Their work was based at Kibale National Park in Uganda and focused specifically on male chimps, which build stronger social bonds and are more socially active than females.

It was found that older chimps preferred spending more time with - and grooming - chimps they had developed mutual friendships with over the years.

Younger chimps, however, had more one-sided relationships where grooming wasn't always returned.

Older males were also more likely to spend more time alone but interacted with more important social partners like their ageing mutual friends, the study, published in the journal Science, found. 

Much like humans in their later years, the older chimps sought out peace and quiet more regularly and tended to make their social interactions more positive than negative.

Alexandra Rosati, an assistant professor of psychology and anthropology at the University of Michigan and one of the paper's lead authors, said: "The really cool thing is that we found that chimpanzees are showing these patterns that mirror those of humans."

She added: "There's really a pressing need to understand the biology of ageing.

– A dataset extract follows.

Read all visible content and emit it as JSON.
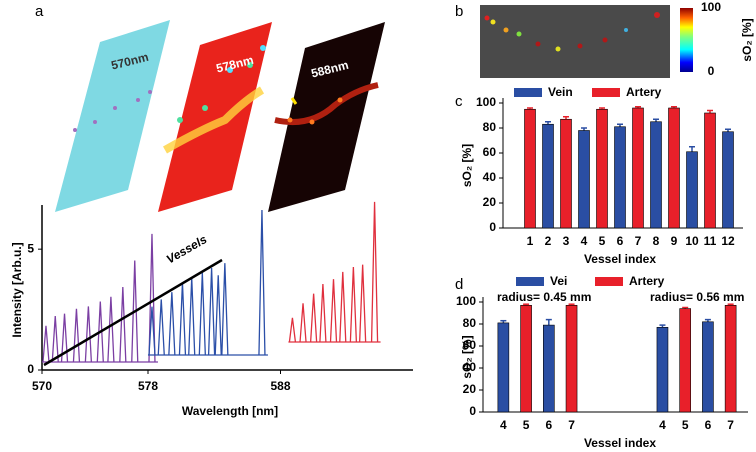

"More humans are living longer than in the past, which can change the dynamics of ageing."

Richard Wrangham, professor of biological anthropology and founder and co-director of the Kibale Chimpanzee Project, said: "Even though chimps are very smart, they do not understand they're going to die.

"Much more likely something else is going on in chimps to explain why their relationships become more positive as they get older. And then the question is what applies to chimps the same as what applies to humans."